Opioid Treatment in the ED: A Revolving Door, or an Open Door?

Last year, Ariana Sampson treated a young man for opioid addiction in the emergency department of Marshall Medical Center in Placerville, California. His family told her that he’d been a golden child and a star athlete in high school. But after a football injury, he had been prescribed the painkiller Norco. Within six months of the injury, he went from getting Narco in the ED to regularly shooting heroin. The young man told her it’d been a slippery slope.

“When he came to me for treatment he was six years in,” Sampson said in a recent interview. “He had lost everything. He told me he wanted his life back. We were the ones who provided an open door for treatment.”

Overcoming Stigma

When Sampson started the opioid treatment program in Placerville – the program is part of a state-wide effort by the organization ED-BRIDGE to get treatment for opioid addiction started while patients are still in the ED – the main obstacles she encountered were cultural. There was a sense that it was opioid abusers’ own fault.

In 2017 alone, over 72,000 Americans died of drug overdoses, most as a result of opioids, according to numbers from the Centers for Disease Control and Prevention. That’s more Americans than died over the course of the entire Vietnam War. The opioid epidemic has been a growing crisis for years. Yet, until recently, most EDs focused little on getting patients enrolled in long-term treatment programs.

“Usually, they’re given medicines that help with vomiting and diarrhea and sent on their way, maybe with a few numbers to call about treatment,” wrote journalist Abby Goodnough in an extensive New York Times article last year that profiled new treatment programs (Sampson was quoted in the article).

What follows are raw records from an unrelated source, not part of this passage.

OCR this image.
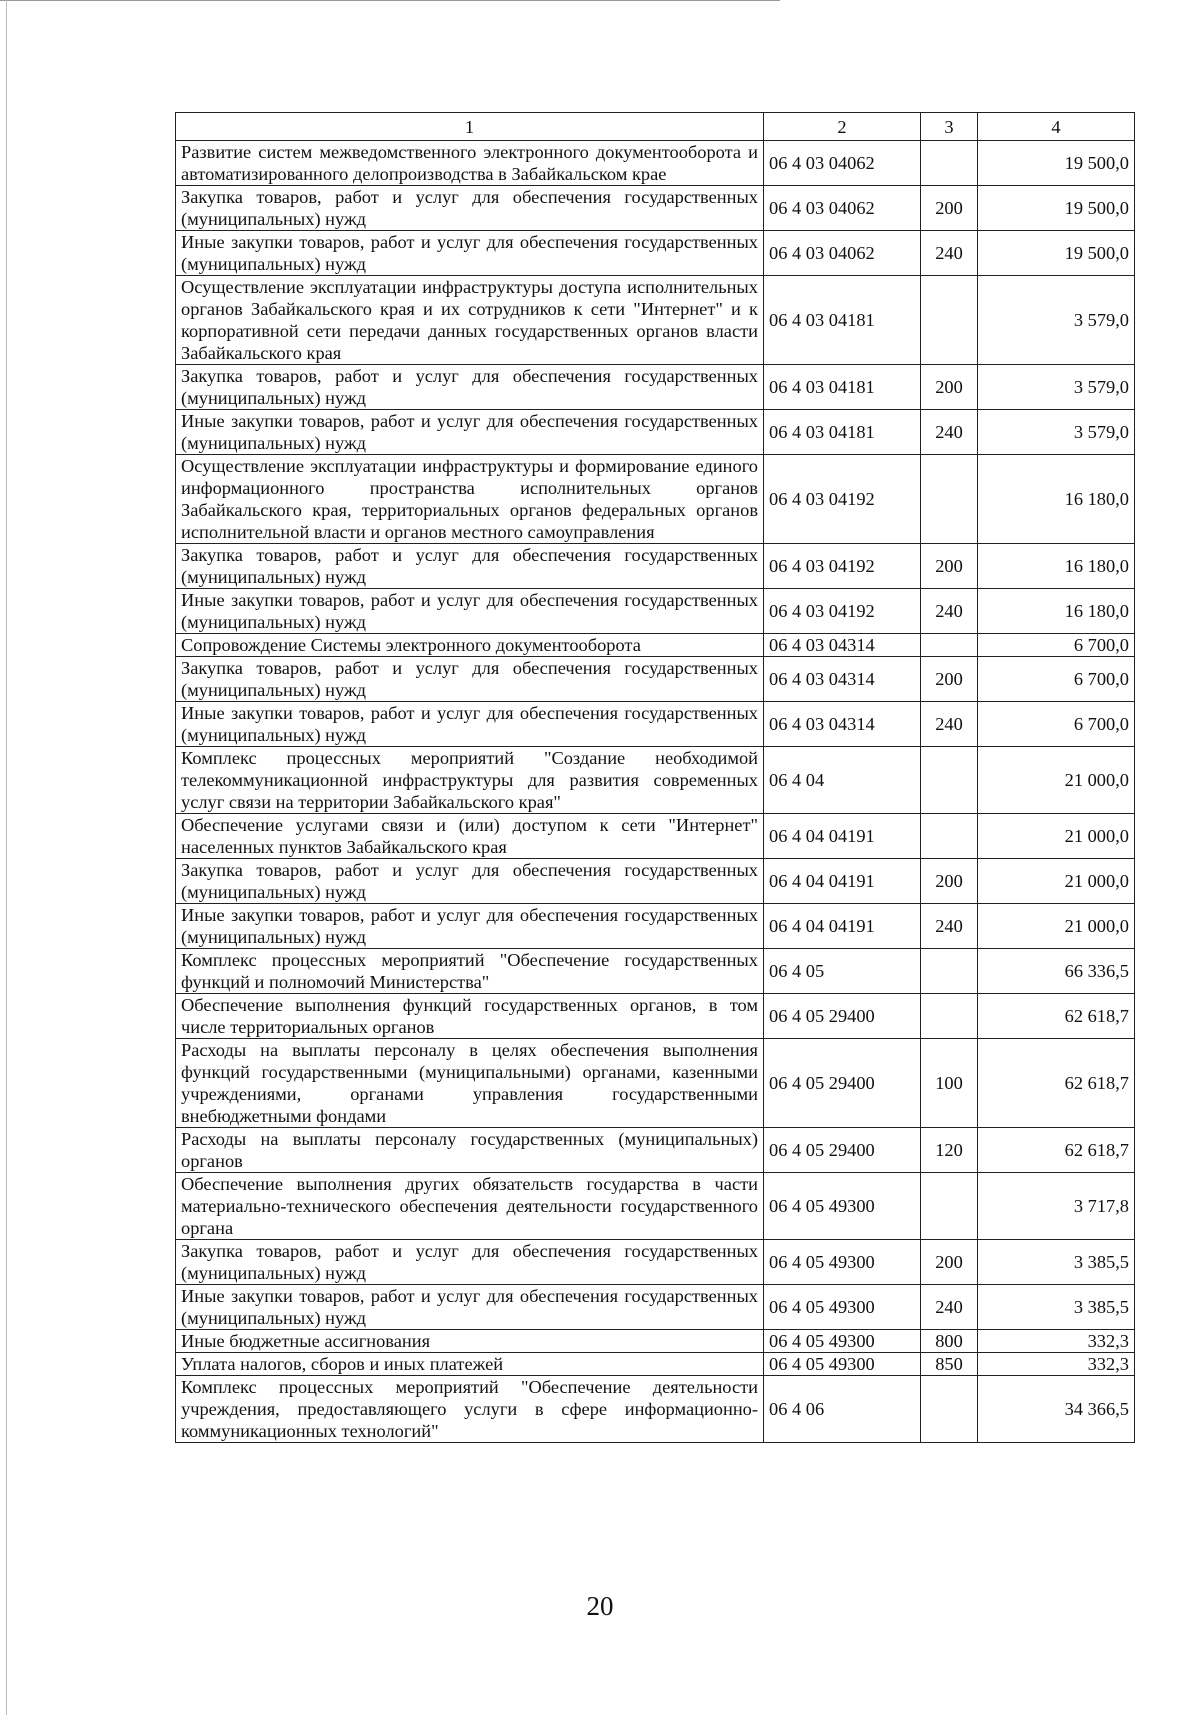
1	2	3	4
Развитие систем межведомственного электронного документооборота и автоматизированного делопроизводства в Забайкальском крае	06 4 03 04062		19 500,0
Закупка товаров, работ и услуг для обеспечения государственных (муниципальных) нужд	06 4 03 04062	200	19 500,0
Иные закупки товаров, работ и услуг для обеспечения государственных (муниципальных) нужд	06 4 03 04062	240	19 500,0
Осуществление эксплуатации инфраструктуры доступа исполнительных органов Забайкальского края и их сотрудников к сети "Интернет" и к корпоративной сети передачи данных государственных органов власти Забайкальского края	06 4 03 04181		3 579,0
Закупка товаров, работ и услуг для обеспечения государственных (муниципальных) нужд	06 4 03 04181	200	3 579,0
Иные закупки товаров, работ и услуг для обеспечения государственных (муниципальных) нужд	06 4 03 04181	240	3 579,0
Осуществление эксплуатации инфраструктуры и формирование единого информационного пространства исполнительных органов Забайкальского края, территориальных органов федеральных органов исполнительной власти и органов местного самоуправления	06 4 03 04192		16 180,0
Закупка товаров, работ и услуг для обеспечения государственных (муниципальных) нужд	06 4 03 04192	200	16 180,0
Иные закупки товаров, работ и услуг для обеспечения государственных (муниципальных) нужд	06 4 03 04192	240	16 180,0
Сопровождение Системы электронного документооборота	06 4 03 04314		6 700,0
Закупка товаров, работ и услуг для обеспечения государственных (муниципальных) нужд	06 4 03 04314	200	6 700,0
Иные закупки товаров, работ и услуг для обеспечения государственных (муниципальных) нужд	06 4 03 04314	240	6 700,0
Комплекс процессных мероприятий "Создание необходимой телекоммуникационной инфраструктуры для развития современных услуг связи на территории Забайкальского края"	06 4 04		21 000,0
Обеспечение услугами связи и (или) доступом к сети "Интернет" населенных пунктов Забайкальского края	06 4 04 04191		21 000,0
Закупка товаров, работ и услуг для обеспечения государственных (муниципальных) нужд	06 4 04 04191	200	21 000,0
Иные закупки товаров, работ и услуг для обеспечения государственных (муниципальных) нужд	06 4 04 04191	240	21 000,0
Комплекс процессных мероприятий "Обеспечение государственных функций и полномочий Министерства"	06 4 05		66 336,5
Обеспечение выполнения функций государственных органов, в том числе территориальных органов	06 4 05 29400		62 618,7
Расходы на выплаты персоналу в целях обеспечения выполнения функций государственными (муниципальными) органами, казенными учреждениями, органами управления государственными внебюджетными фондами	06 4 05 29400	100	62 618,7
Расходы на выплаты персоналу государственных (муниципальных) органов	06 4 05 29400	120	62 618,7
Обеспечение выполнения других обязательств государства в части материально-технического обеспечения деятельности государственного органа	06 4 05 49300		3 717,8
Закупка товаров, работ и услуг для обеспечения государственных (муниципальных) нужд	06 4 05 49300	200	3 385,5
Иные закупки товаров, работ и услуг для обеспечения государственных (муниципальных) нужд	06 4 05 49300	240	3 385,5
Иные бюджетные ассигнования	06 4 05 49300	800	332,3
Уплата налогов, сборов и иных платежей	06 4 05 49300	850	332,3
Комплекс процессных мероприятий "Обеспечение деятельности учреждения, предоставляющего услуги в сфере информационно-коммуникационных технологий"	06 4 06		34 366,5
20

Sampson, like many others on the front lines of the opioid epidemic, was convinced by a landmark study from Gail D’Onofrio, a researcher at Yale University, that he ED needed to change its approach. D’Onofrio found that addicted patients who received buprenorphine in the emergency room along with a referral to supportive treatment were twice as likely to still be in treatment a month later than those who were only given an informational packet.

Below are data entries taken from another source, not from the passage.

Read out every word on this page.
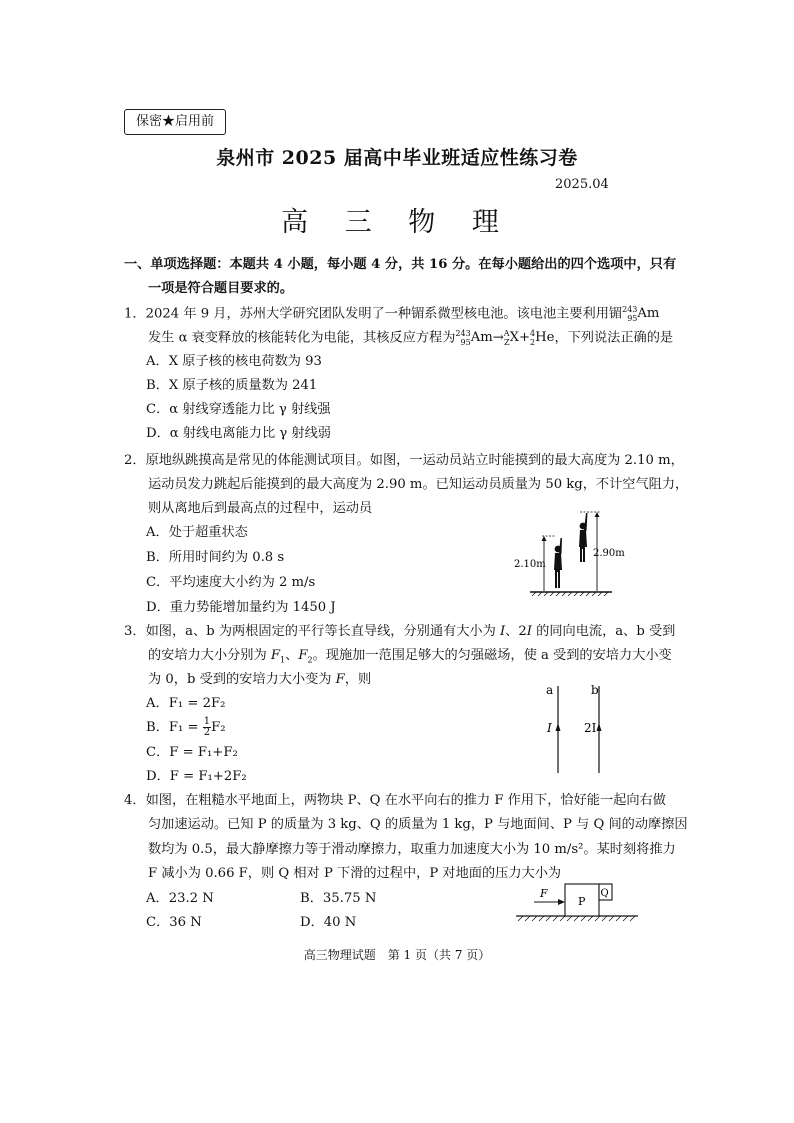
保密★启用前
泉州市 2025 届高中毕业班适应性练习卷
2025.04
高 三 物 理
一、单项选择题：本题共 4 小题，每小题 4 分，共 16 分。在每小题给出的四个选项中，只有
一项是符合题目要求的。
1．2024 年 9 月，苏州大学研究团队发明了一种镅系微型核电池。该电池主要利用镅 243
95 Am
发生 α 衰变释放的核能转化为电能，其核反应方程为 243
95 Am→ A
Z X+ 4
2 He，下列说法正确的是
A．X 原子核的核电荷数为 93
B．X 原子核的质量数为 241
C．α 射线穿透能力比 γ 射线强
D．α 射线电离能力比 γ 射线弱
2．原地纵跳摸高是常见的体能测试项目。如图，一运动员站立时能摸到的最大高度为 2.10 m，
运动员发力跳起后能摸到的最大高度为 2.90 m。已知运动员质量为 50 kg，不计空气阻力，
则从离地后到最高点的过程中，运动员
A．处于超重状态
B．所用时间约为 0.8 s
C．平均速度大小约为 2 m/s
D．重力势能增加量约为 1450 J
2.10m
2.90m
3．如图，a、b 为两根固定的平行等长直导线，分别通有大小为 I、2I 的同向电流，a、b 受到
的安培力大小分别为 $F_1$、$F_2$。现施加一范围足够大的匀强磁场，使 a 受到的安培力大小变
为 0，b 受到的安培力大小变为 F，则
A．F₁ = 2F₂
B．$F_1 = \frac{1}{2} F_2$
C．F = F₁+F₂
D．F = F₁+2F₂
a	b
I	2I
4．如图，在粗糙水平地面上，两物块 P、Q 在水平向右的推力 F 作用下，恰好能一起向右做
匀加速运动。已知 P 的质量为 3 kg、Q 的质量为 1 kg，P 与地面间、P 与 Q 间的动摩擦因
数均为 0.5，最大静摩擦力等于滑动摩擦力，取重力加速度大小为 10 m/s²。某时刻将推力
F 减小为 0.66 F，则 Q 相对 P 下滑的过程中，P 对地面的压力大小为
A．23.2 N	B．35.75 N
C．36 N	D．40 N
F
P
Q
高三物理试题　第 1 页（共 7 页）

Another statistic that stuck with Sampson: 10 percent of patients who present to the ED with some opioid-related issue are dead within a year. The more she learned about the science, the more she realized that giving patients buprenorphine would save lives, plain and simple.

“We all have standard pathways to do evidence-based treatment for sepsis, STEMI, and stroke. So, when I really sat down to think about it, I thought, why aren’t we doing evidence-based treatment in our ER for opioids,” Sampson said. “In my opinion, the only thing getting in the way was stigma.”

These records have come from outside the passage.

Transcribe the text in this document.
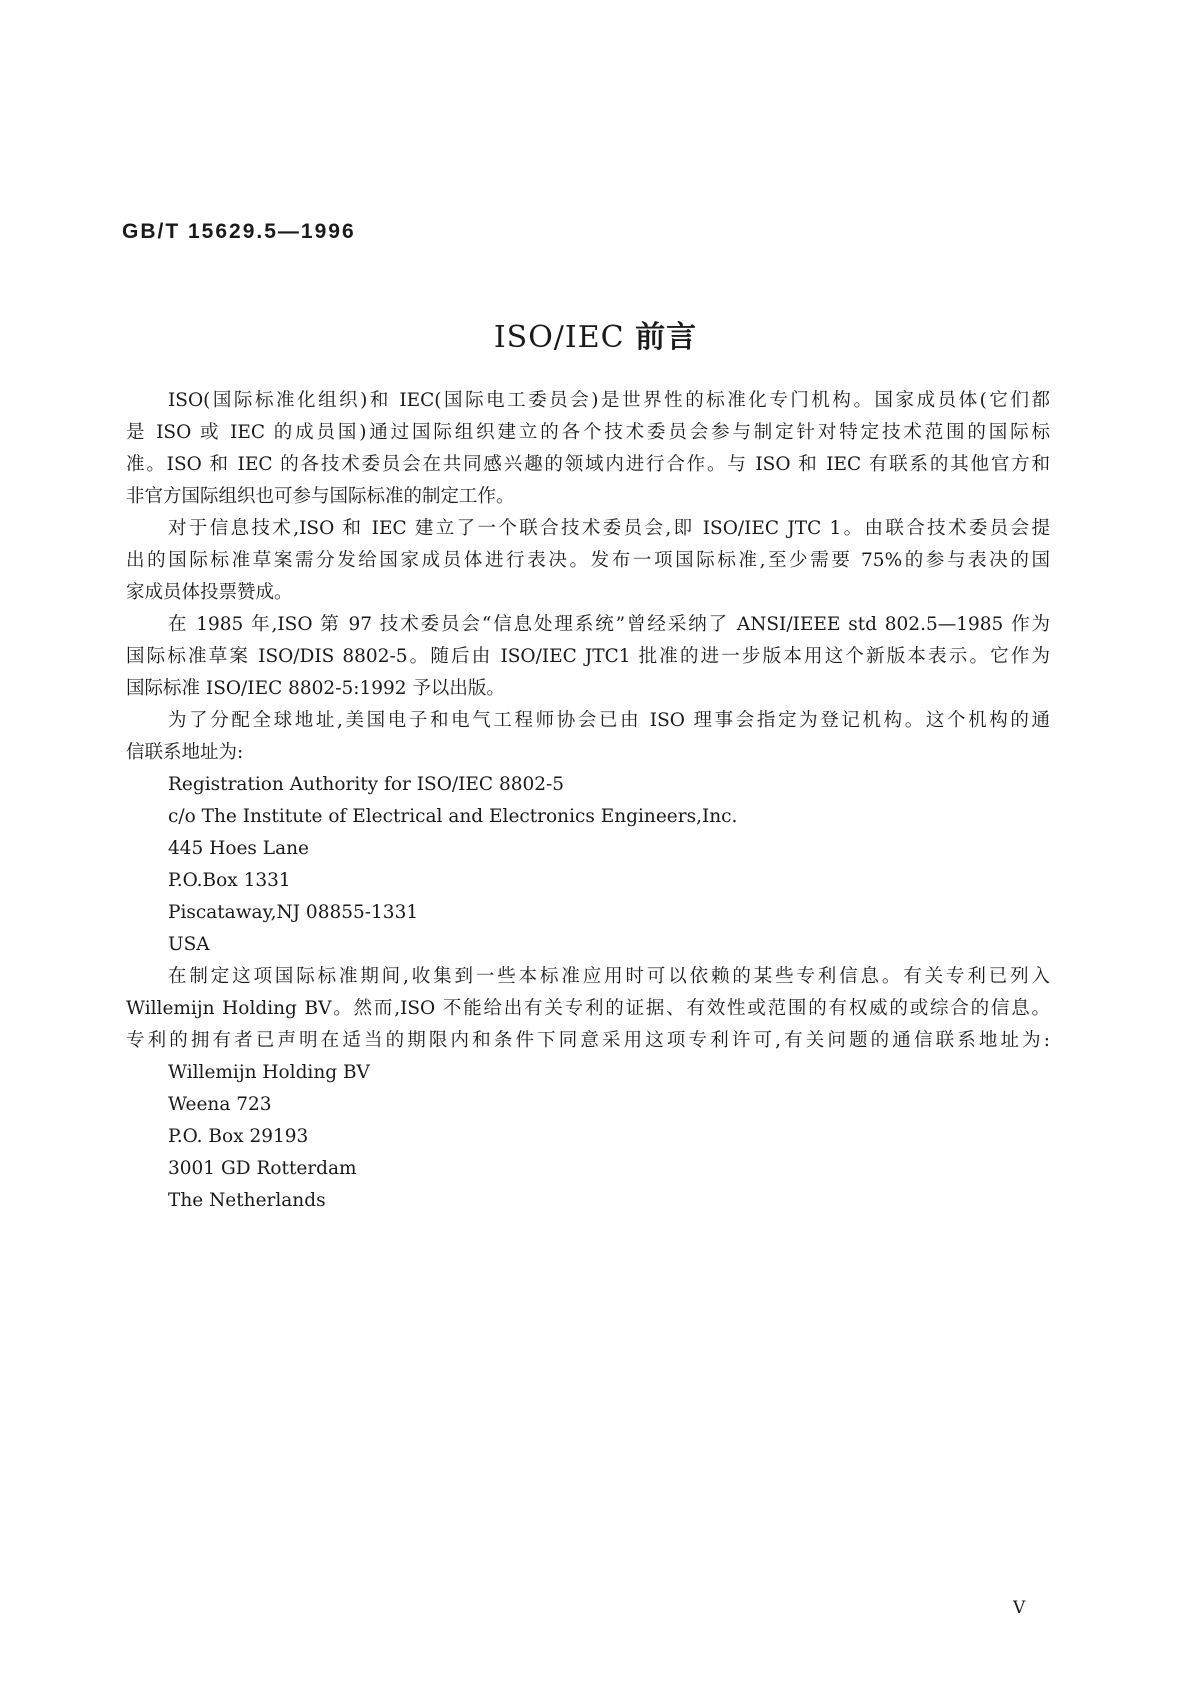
GB/T 15629.5—1996
ISO/IEC 前言
ISO(国际标准化组织)和 IEC(国际电工委员会)是世界性的标准化专门机构。国家成员体(它们都
是 ISO 或 IEC 的成员国)通过国际组织建立的各个技术委员会参与制定针对特定技术范围的国际标
准。ISO 和 IEC 的各技术委员会在共同感兴趣的领域内进行合作。与 ISO 和 IEC 有联系的其他官方和
非官方国际组织也可参与国际标准的制定工作。
对于信息技术,ISO 和 IEC 建立了一个联合技术委员会,即 ISO/IEC JTC 1。由联合技术委员会提
出的国际标准草案需分发给国家成员体进行表决。发布一项国际标准,至少需要 75%的参与表决的国
家成员体投票赞成。
在 1985 年,ISO 第 97 技术委员会“信息处理系统”曾经采纳了 ANSI/IEEE std 802.5—1985 作为
国际标准草案 ISO/DIS 8802-5。随后由 ISO/IEC JTC1 批准的进一步版本用这个新版本表示。它作为
国际标准 ISO/IEC 8802-5:1992 予以出版。
为了分配全球地址,美国电子和电气工程师协会已由 ISO 理事会指定为登记机构。这个机构的通
信联系地址为:
Registration Authority for ISO/IEC 8802-5
c/o The Institute of Electrical and Electronics Engineers,Inc.
445 Hoes Lane
P.O.Box 1331
Piscataway,NJ 08855-1331
USA
在制定这项国际标准期间,收集到一些本标准应用时可以依赖的某些专利信息。有关专利已列入
Willemijn Holding BV。然而,ISO 不能给出有关专利的证据、有效性或范围的有权威的或综合的信息。
专利的拥有者已声明在适当的期限内和条件下同意采用这项专利许可,有关问题的通信联系地址为:
Willemijn Holding BV
Weena 723
P.O. Box 29193
3001 GD Rotterdam
The Netherlands
V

How did Sampson overcome that stigma? With stories like that of the star athlete whom she treated. Most healthcare providers only need to be asked, “What if it was your kid?” said Sampson. If it was your kid, which approach would you want the ED to take?

An Open Door

For the 16 years that Sampson had been working in the ED, they had done what is known as “supportive treatment.” In other words, give patients a list of treatment facilities and say good luck. But when Sampson learned about the alternative approach, she started leading a change.

“I think everyone thinks, ‘not my kid, not my family member.’ I can’t tell you how many wonderful people have approached me and thanked me in tears for the open door. They have great jobs, great careers, but there’s someone in their family with an issue,” Sampson said.

Since the program started in 2017, Sampson’s ED has treated roughly one person each week through the program. “The floodgates did not open,” she said. Patients are scored to determine whether they are in moderate to severe withdrawal. Those who are currently intoxicated or on other drugs are excluded and told to come back later. Those patients who qualify are given a dose of buprenorphine and are also set up with an appointment at a local clinic. The buprenorphine dose is enough to get them to the appointment. The drug works by activating the same receptors in the brain that other opioids do, but without the accompanying high. A majority of patients are treated through the department’s Fast Track.

At the clinic, patients are given counseling and group therapy twice a week in what is called Phase 1. Once they’ve had clean drug tests and regular attendance, they graduate to Phase 2, which reduces the counseling to every other week.

D’Onofrio’s study shows that programs like this indeed save lives – and Sampson says many patients have specifically thanked her and other providers she works with for precisely that: saving lives.

“They shout across the ED to tell us. They really see it as, we had the open door for them. We treated them and go them into a clinic the next day.”

Expanding the Program

Sampson was recently named co-director of a statewide program with the goal of putting Treatment Navigators in 30 EDs across the state. The aim is to meet patients where the are at an provide 24/7 access to treatment for any substance use disorder.